Degradation kinetic study of azoxystrobin in field samples

Risk assessment study of azoxystrobin

Risk assessment is crucial to the process of making decisions about pesticides, both new and existing. New pesticides must be evaluated before they can enter the market. Existing pesticides must be re-evaluated periodically to ensure that they continue to meet the appropriate safety standard. Generally a pesticide remains in soil, water and plant for some time after its application and before it breaks down. So, proper risk assessment study is required accordingly so that a minimum amount of pesticide is left in environment as well as the food chain. Residues of pesticides may remain in treated products and get into human food chain. These residues should not exceed a limit above which they may pose risks to human health. The concepts of persistence, maximum residue limit (MRLs), acceptable daily intake (ADI) for pesticides has been devised to keep a check on the pesticide residues in food chain and keep them within safe limits.

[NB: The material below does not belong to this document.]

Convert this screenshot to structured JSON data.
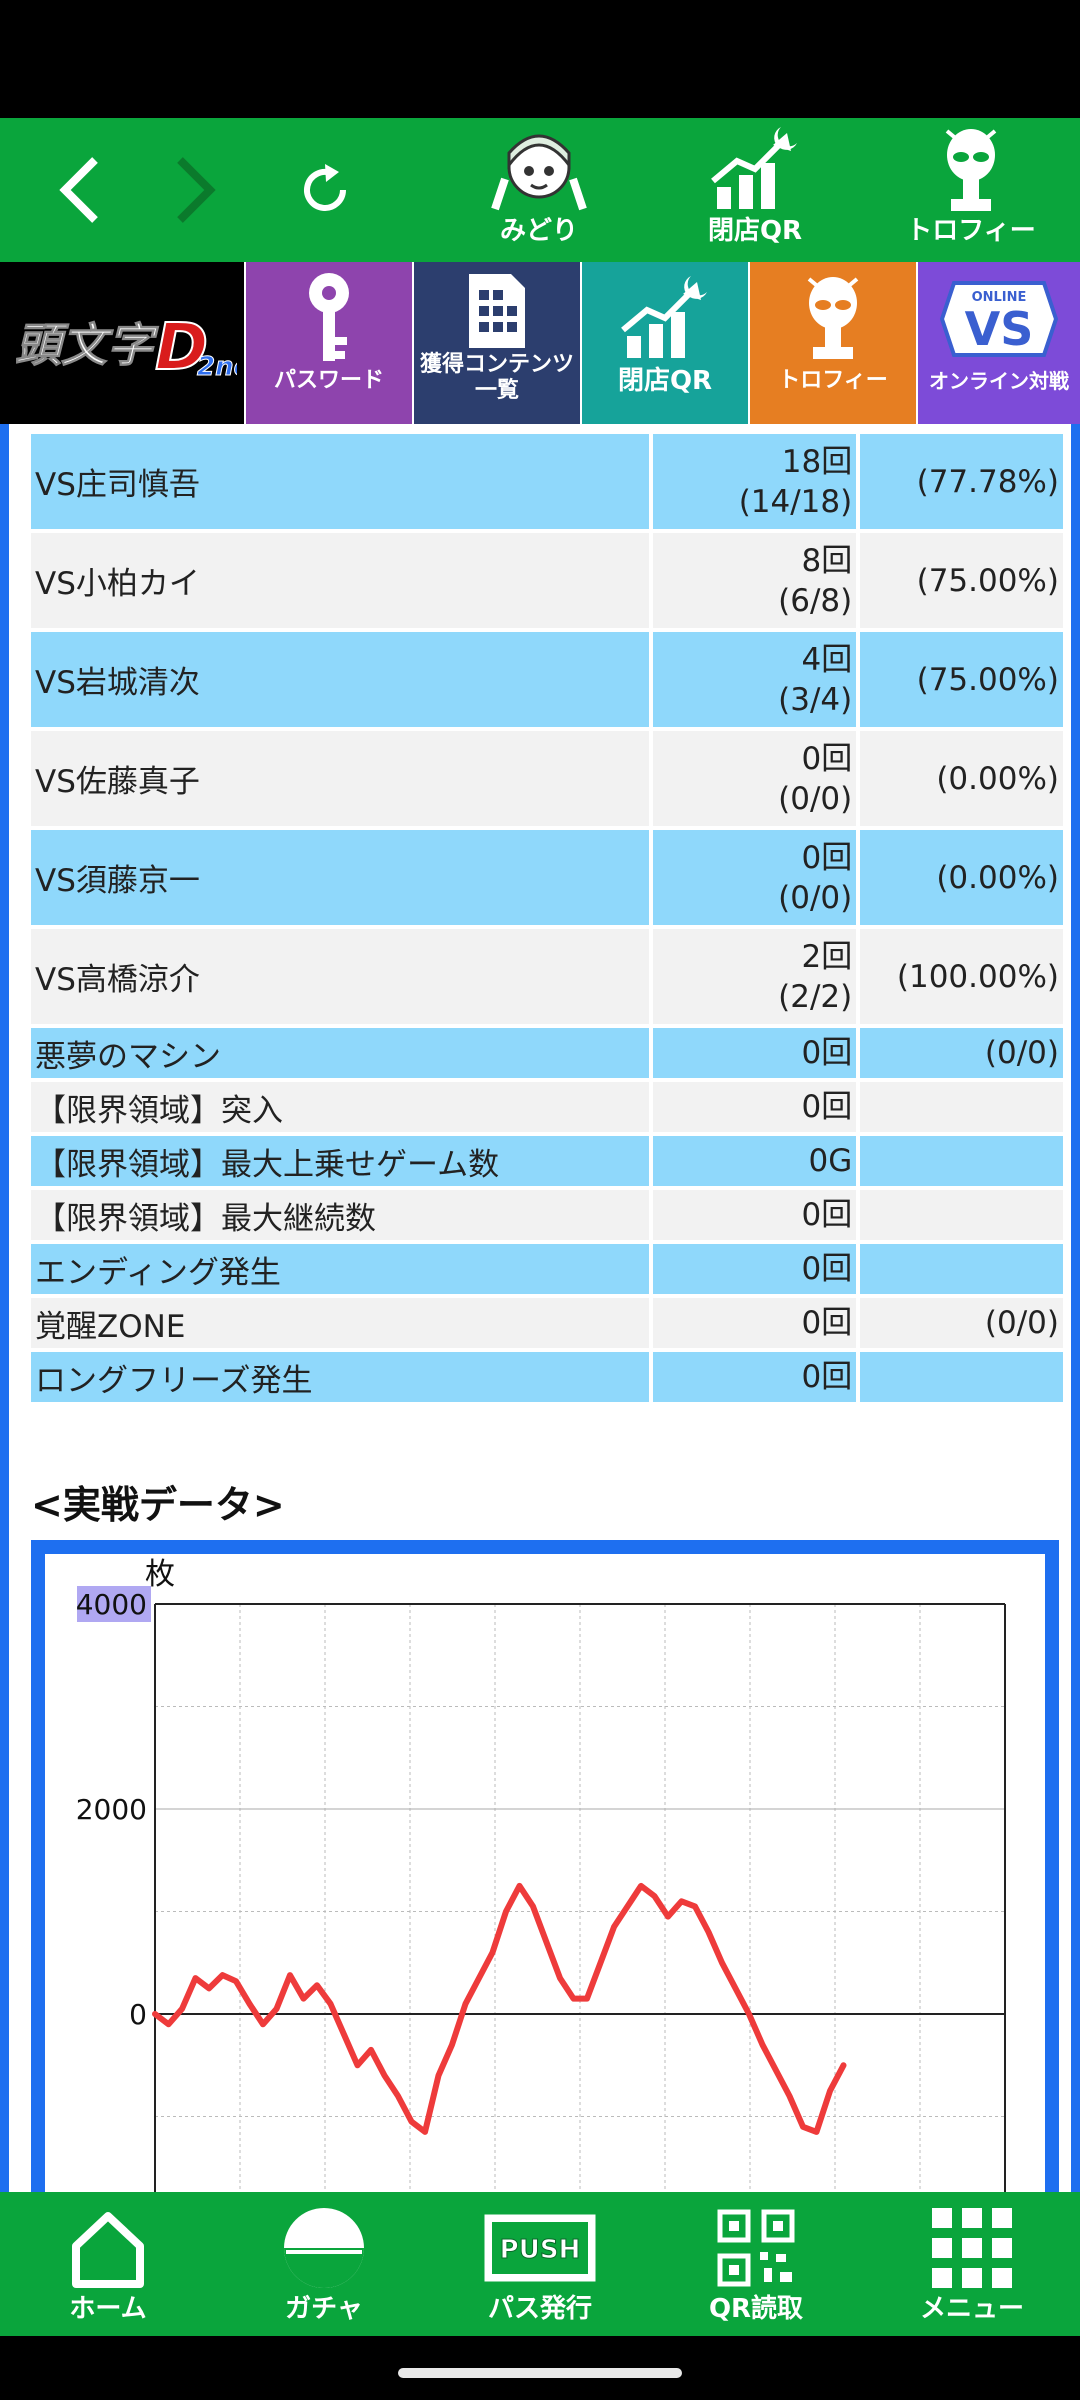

The persistence of any chemical is generally expressed in terms of half-life (T1/2) or DT50 i.e. time for disappearance of pesticide to 50 per cent of its initial concentration. T1/2 values are often obtained by fitting first-order kinetics to observed degradation patterns as: C t  = C 0 e kt, where Ct is chemical concentration (µg g−1) at time t (h), C0 is initial concentration (µg g−1), and k is the first order rate constant (h−1) independent of Ct and C0. The calculated T1/2 of azoxystrobin was (using Hoskins’ formula) [23] varied between 3.10–3.46, 2.64–3.46, 1.32–1.37 and 1.65–1.97 days in chilli, tomato, grape and mango respectively. In the present study no residues of azoxystrobin were detected in harvest chilli, tomato, grapes and mango samples irrespective of any doses, which refers that azoxystrobin does not possess any background contamination property in those matrices when applied at the recommended dose. The initial deposits (2 h after spraying) of azoxystrobin in those trials of each matrices were 0.84 & 1.30, 0.58 & 1.01, 0.58 & 0.96 and 0.68 & 1.24 µg g−1 respectively for T1 & T2 doses which was found to be less than its Indian and European Union maximum residue limit (1.0, 1.0, 0.5 and 0.01 µg g−1 for four matrices) [24]. The residues dissipated gradually to 0.17 & 0.31 (7 days), 0.09 & 0.25 (7 days), 0.069 (5 days) & 0.08 (7 days) and 0.048 (5 days) & 0.03 (7 days) µg g−1 and 0.06–0.14 µg g−1 (for four matrices respectively) and were below the quantifiable limit of 0.01 µg g−1 at 10 days after the application. Based on these observations, it may be concluded that residual azoxystrobin concentrations at the time of harvest will be below those associated with toxicological risk when applied at the recommended dose. Acceptable daily intake (ADI) for azoxystrobin has been observed to be 0.20 µg g−1 body weight per day. Accordingly, an adult of 60 kg can tolerate an intake of 12,000 µg day−1 without any appreciable exposure risks. A consumption of 200 g of test substrates (viz. chilli, tomato, grape and mango) by an adult with initial deposit as observed at double dose (1.30, 1.01, 0.96 and 1.24 µg g−1 for chilli, tomato, grape and mango respectively) will lead to intake of only 260, 202, 192 and 248 µg day−1 which is toxicologically acceptable and quite safe from health point of view of the consumer.

Conclusion

The proposed simple MSPD method of extraction with ethyl acetate + cyclohexane (9 + 1; v/v) mixture, cleanup by d-SPE and quantified by LC–MS/MS using MRM provided high cleanup efficiency and low matrix effects thus enabling adaptation of this sensitive and selective method for routine residue analysis of azoxystrobin on Chilli, tomato, grape and mango matrices with satisfactory recovery (84.36–95.64 %). The method offers low cost of analysis, short time as well as satisfactory uncertainty parameters. From the field data of residue analysis we can calculate the pre-harvest interval (PHI) and half life period of the target molecule, as from the established MRLs and ADI (0.2 µg g−1) data of azoxystrobin (Table 1) we can demand that azoxystrobin is toxicologically acceptable and quite safe from health point of view of the consumer. The proposed method is sensitive enough (i.e. LOD = 0.001 µg g−1 and LOQ = 0.01 µg g−1 for all matrices) for the analysis of azoxystrobin.